Frente a la dinámica social, de entonces y de ahora, de un sistema de tiranías y explotación de las gentes por parte de los políticos dirigentes y de los magnates del mundo, Jesús aporta una palabra de esperanza para todos los pueblos y particularmente para los últimos. El servicio a los demás, como actuación permanente, y la entrega de la vida, como horizonte ideal, constituyen el camino de liberación de la humanidad. En los misioneros de la Iglesia esa misma palabra se hace carne viva y todos ellos, sin escatimar sacrificio ni entrega, sino volcándose en el servicio a los pobres y a los que sufren, con lo que han visto y oído, siguen transmitiendo consuelo y esperanza a los más pobres de la tierra.

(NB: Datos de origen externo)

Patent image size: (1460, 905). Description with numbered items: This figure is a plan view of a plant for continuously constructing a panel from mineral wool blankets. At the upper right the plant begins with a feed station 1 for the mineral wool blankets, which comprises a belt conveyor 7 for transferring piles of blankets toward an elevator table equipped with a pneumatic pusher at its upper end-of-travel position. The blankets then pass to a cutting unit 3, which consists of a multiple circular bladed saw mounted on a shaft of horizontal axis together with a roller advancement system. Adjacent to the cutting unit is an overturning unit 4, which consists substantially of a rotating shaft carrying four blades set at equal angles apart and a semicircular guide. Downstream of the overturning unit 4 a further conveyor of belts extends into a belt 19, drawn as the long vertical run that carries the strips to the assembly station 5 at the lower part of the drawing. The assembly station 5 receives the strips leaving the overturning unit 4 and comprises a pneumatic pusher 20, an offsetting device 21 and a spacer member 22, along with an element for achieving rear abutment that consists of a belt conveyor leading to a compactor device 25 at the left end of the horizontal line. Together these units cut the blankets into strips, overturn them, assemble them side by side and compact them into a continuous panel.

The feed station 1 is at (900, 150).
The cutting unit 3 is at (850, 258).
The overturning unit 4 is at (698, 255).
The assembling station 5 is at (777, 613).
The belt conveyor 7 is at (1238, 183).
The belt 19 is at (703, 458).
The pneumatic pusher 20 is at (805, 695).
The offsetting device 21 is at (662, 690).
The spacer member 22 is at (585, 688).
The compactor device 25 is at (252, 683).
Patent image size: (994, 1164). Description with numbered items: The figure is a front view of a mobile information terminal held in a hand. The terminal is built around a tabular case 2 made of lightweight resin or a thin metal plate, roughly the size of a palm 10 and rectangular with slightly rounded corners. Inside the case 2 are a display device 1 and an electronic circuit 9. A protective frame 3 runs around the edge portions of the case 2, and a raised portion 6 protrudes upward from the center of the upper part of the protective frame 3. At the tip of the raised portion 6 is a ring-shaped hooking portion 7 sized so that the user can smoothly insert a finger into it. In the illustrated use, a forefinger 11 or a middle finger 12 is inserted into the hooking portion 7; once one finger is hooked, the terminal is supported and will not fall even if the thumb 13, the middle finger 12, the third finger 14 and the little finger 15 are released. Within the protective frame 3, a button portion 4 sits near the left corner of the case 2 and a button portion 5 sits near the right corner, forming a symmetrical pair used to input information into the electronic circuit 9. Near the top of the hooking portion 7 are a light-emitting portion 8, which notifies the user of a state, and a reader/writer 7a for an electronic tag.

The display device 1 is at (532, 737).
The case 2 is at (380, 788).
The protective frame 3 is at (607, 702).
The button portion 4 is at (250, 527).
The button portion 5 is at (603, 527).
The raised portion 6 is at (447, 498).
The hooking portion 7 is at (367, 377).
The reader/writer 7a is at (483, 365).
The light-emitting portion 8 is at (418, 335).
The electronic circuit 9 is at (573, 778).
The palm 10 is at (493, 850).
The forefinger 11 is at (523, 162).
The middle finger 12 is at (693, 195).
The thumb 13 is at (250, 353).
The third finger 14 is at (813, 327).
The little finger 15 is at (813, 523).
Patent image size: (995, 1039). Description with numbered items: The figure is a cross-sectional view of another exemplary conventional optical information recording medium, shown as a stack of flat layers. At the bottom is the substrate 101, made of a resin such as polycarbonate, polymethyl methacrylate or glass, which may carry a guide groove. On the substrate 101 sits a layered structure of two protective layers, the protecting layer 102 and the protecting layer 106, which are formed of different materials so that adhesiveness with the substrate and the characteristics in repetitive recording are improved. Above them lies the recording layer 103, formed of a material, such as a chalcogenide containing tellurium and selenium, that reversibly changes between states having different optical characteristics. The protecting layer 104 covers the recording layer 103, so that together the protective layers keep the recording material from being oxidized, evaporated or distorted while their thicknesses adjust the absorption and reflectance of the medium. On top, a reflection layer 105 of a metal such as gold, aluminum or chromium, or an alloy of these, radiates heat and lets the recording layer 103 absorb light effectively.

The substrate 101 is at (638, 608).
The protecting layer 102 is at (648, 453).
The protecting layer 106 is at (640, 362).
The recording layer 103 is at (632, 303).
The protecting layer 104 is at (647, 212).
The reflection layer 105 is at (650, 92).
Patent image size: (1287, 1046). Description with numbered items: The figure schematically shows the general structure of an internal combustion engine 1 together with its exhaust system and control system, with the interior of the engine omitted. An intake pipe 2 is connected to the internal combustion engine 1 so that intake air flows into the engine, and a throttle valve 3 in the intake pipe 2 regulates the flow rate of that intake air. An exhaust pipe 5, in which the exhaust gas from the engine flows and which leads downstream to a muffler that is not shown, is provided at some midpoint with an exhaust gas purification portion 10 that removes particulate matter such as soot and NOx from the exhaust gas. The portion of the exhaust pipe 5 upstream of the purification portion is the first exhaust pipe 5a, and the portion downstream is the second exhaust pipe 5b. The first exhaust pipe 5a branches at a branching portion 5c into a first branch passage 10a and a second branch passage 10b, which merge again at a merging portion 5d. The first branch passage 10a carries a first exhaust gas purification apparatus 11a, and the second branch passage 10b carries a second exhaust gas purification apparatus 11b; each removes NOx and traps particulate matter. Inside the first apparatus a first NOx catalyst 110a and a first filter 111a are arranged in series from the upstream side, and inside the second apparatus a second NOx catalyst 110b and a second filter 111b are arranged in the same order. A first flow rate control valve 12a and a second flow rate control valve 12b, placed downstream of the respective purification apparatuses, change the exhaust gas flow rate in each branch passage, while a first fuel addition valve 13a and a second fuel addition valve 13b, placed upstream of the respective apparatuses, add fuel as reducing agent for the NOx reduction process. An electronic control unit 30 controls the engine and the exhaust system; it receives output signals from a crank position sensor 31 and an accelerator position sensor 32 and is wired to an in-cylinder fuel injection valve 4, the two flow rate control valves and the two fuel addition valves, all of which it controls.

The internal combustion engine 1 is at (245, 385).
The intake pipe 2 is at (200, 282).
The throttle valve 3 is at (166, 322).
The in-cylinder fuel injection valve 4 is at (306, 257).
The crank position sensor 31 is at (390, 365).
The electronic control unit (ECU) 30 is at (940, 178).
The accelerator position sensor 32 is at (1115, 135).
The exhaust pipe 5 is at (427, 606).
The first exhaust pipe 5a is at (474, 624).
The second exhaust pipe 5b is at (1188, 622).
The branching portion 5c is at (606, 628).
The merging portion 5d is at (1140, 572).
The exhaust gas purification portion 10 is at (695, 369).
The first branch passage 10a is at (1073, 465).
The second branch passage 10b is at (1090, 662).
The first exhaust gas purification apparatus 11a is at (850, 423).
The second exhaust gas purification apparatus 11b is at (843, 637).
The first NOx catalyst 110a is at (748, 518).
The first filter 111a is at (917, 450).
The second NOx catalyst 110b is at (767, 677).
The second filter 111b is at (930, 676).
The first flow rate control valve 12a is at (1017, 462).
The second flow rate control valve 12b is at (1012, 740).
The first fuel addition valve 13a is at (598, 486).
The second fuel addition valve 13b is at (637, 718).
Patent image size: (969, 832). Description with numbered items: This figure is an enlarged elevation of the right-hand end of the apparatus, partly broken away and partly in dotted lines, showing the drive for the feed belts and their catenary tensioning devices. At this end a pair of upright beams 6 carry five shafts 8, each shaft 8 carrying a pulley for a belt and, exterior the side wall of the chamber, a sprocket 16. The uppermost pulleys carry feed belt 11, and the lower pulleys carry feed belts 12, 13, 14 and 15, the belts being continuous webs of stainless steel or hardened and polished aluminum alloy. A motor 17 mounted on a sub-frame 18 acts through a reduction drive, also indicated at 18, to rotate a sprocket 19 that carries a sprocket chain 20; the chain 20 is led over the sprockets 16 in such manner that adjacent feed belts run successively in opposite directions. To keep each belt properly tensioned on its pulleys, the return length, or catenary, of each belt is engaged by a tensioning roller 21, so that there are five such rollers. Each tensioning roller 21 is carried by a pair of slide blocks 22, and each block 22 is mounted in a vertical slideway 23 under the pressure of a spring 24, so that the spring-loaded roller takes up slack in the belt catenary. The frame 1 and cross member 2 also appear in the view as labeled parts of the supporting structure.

El Domund, apoyo total a los misioneros católicos

Ellos proclaman la misericordia de Dios a tiempo y a destiempo con su palabra y con su vida. Ellos son testigos del Evangelio de la misericordia y de la alegría, sirviendo a los últimos del mundo y haciéndose ellos mismos los últimos en el silencio de la entrega y en las periferias geográficas y existenciales del mundo. En el día del Domund la Iglesia pide todo tipo de apoyo para los misioneros de la fe y para sus proyectos evangelizadores y transformadores de las realidades de sufrimiento a las que entregan la vida.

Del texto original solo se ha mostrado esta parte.